# General Business Category > Accounting Forum > [Question] Age Analysis and  supplier detail ledger not adding up

## Áne123

Hi Guys,
I am new to pastel (partner v14) and have an issue with my age analysis for suppliers, it still shows some 60 days + items but when I go into match open item it shows zero.
Also on my detail ledger it shows zero, any advise on what I am doing wrong?

The whole point was for me to pull a report on which suppliers needs to be paid on a weekly basis.

----------


## Neville Bailey

It sounds as though there might be some data corruption in the Open Item table.

If you go to File...Data Integrity and run the report without changing any of the default options, does it report any errors?

----------


## Áne123

> It sounds as though there might be some data corruption in the Open Item table.
> 
> If you go to File...Data Integrity and run the report without changing any of the default options, does it report any errors?

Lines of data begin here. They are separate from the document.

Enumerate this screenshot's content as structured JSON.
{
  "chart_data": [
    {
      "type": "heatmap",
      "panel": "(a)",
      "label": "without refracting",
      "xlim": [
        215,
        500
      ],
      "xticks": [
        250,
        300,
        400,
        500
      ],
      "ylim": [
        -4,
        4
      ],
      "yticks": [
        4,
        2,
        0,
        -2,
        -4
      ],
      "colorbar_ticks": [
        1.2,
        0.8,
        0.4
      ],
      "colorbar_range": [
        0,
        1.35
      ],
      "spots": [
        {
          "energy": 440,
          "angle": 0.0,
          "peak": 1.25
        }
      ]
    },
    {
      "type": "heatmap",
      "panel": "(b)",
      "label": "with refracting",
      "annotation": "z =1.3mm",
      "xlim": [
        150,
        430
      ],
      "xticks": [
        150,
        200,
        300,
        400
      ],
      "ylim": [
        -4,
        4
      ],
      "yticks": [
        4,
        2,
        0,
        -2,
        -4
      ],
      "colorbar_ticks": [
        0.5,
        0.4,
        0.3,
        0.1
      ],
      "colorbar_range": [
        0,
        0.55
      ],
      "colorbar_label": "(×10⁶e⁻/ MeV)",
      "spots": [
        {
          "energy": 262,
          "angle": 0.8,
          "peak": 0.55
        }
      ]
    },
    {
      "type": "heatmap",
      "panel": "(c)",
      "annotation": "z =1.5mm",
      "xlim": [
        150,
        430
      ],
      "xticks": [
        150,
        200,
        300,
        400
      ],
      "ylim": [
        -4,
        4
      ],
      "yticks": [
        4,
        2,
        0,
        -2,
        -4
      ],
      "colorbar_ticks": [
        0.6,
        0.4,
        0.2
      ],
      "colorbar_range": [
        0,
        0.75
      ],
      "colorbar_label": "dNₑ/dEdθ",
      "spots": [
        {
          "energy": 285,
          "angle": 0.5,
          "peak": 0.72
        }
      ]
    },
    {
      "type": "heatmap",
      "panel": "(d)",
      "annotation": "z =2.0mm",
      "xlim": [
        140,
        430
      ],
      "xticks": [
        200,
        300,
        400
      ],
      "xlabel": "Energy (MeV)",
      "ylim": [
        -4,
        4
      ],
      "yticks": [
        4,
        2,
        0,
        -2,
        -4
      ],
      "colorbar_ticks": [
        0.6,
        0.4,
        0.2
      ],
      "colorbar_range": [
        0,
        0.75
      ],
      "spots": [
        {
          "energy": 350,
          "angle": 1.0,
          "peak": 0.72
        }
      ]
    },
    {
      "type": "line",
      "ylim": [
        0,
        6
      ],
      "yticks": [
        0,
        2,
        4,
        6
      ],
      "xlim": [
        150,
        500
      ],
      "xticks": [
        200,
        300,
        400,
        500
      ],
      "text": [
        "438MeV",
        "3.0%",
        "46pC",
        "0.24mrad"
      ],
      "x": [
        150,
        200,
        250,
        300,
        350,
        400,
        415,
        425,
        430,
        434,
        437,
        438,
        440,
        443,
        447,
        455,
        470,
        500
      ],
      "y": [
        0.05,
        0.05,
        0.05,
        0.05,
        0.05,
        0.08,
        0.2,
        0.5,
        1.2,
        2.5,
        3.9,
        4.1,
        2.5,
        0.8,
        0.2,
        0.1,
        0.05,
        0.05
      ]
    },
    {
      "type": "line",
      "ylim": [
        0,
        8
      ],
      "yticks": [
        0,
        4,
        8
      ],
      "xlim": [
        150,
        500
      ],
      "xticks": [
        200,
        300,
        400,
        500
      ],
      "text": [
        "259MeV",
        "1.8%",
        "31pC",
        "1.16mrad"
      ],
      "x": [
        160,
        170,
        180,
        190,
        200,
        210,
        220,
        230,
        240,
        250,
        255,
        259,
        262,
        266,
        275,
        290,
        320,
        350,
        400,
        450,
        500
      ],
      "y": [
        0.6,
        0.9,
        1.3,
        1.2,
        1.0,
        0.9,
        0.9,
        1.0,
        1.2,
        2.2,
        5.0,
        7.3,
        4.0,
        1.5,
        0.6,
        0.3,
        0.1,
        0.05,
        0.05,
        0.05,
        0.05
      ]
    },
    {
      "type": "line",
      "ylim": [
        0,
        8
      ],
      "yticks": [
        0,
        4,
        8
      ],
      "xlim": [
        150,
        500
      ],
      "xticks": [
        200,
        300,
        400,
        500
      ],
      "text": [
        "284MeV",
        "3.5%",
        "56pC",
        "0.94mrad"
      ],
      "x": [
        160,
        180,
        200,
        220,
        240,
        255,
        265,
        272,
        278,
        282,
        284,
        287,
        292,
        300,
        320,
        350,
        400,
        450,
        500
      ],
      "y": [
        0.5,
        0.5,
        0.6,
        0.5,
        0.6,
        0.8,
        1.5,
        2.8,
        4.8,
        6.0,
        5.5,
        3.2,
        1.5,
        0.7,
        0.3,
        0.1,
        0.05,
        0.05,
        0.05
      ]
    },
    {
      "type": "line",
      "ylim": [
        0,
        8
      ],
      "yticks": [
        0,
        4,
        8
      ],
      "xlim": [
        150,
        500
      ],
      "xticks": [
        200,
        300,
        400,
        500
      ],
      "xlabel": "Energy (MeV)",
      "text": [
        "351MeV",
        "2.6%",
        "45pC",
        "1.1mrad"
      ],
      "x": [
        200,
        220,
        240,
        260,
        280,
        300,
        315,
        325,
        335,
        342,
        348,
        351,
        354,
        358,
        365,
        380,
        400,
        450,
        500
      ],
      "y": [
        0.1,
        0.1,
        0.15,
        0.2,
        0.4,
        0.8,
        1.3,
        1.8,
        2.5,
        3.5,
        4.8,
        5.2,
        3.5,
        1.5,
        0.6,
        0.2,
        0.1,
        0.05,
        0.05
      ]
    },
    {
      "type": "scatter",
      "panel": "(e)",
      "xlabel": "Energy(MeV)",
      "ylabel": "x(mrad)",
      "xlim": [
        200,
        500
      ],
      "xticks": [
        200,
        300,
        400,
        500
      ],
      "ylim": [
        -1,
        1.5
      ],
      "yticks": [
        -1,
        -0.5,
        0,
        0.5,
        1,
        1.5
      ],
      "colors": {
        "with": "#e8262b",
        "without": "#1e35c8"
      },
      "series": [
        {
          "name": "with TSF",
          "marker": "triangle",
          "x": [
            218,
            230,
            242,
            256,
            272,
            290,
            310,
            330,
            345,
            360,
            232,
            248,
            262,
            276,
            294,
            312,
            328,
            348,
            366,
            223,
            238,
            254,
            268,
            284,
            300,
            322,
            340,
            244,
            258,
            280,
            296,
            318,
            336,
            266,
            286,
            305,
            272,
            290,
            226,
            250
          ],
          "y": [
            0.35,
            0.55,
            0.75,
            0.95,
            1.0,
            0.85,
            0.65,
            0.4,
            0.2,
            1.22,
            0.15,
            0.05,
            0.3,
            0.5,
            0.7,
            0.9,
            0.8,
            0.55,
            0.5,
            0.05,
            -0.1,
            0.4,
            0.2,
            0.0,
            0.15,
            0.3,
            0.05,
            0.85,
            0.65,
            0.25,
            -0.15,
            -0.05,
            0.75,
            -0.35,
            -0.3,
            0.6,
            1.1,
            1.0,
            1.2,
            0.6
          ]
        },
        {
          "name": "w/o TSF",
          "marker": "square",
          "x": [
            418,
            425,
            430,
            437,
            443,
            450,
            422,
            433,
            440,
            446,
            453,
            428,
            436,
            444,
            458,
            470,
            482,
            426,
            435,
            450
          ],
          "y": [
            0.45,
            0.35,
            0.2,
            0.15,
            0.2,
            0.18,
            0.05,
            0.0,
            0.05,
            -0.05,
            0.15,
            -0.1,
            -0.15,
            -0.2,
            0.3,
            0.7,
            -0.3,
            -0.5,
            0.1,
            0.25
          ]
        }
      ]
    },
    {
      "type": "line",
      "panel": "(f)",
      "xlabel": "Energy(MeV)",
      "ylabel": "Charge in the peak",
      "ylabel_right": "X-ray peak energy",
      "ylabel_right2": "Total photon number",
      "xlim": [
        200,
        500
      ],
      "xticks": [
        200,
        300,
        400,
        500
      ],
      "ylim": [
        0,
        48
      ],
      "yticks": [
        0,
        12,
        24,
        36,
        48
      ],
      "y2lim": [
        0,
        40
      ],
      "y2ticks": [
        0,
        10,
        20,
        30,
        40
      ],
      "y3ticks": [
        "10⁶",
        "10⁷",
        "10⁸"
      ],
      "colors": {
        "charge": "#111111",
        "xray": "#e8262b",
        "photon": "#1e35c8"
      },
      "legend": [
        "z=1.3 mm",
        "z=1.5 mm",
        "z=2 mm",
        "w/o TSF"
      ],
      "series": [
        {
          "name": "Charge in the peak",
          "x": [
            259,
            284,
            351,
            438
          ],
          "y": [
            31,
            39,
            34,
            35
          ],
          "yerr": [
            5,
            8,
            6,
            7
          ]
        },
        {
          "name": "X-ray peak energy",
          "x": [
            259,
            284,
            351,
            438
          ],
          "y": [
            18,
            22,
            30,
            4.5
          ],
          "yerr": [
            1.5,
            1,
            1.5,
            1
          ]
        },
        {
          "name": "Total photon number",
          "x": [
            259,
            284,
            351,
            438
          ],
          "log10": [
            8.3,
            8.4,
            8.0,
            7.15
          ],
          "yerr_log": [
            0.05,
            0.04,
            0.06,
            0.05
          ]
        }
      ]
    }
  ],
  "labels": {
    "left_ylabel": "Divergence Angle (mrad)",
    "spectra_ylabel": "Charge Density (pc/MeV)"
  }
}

I did try that but there is no errors...
It is not a big issue however looks terrible when I pull an age analysis and i shows items I know for a fact is paid.  :Smile:

----------


## CuriousEL

Make sure you running the Age analysis in the correct period. For instance if you pay your creditors in February but run a January Ageing the suppliers you paid will still reflect as outstanding.

----------


## Jane123

I get this often....no errors show up when you run a data integrity.... grrrr! You will need to contact Pastel to run a data fix as it is a corruption issue. Good luck!

----------


## Áne123

Thanks Guys, I will give Pastel a call!

----------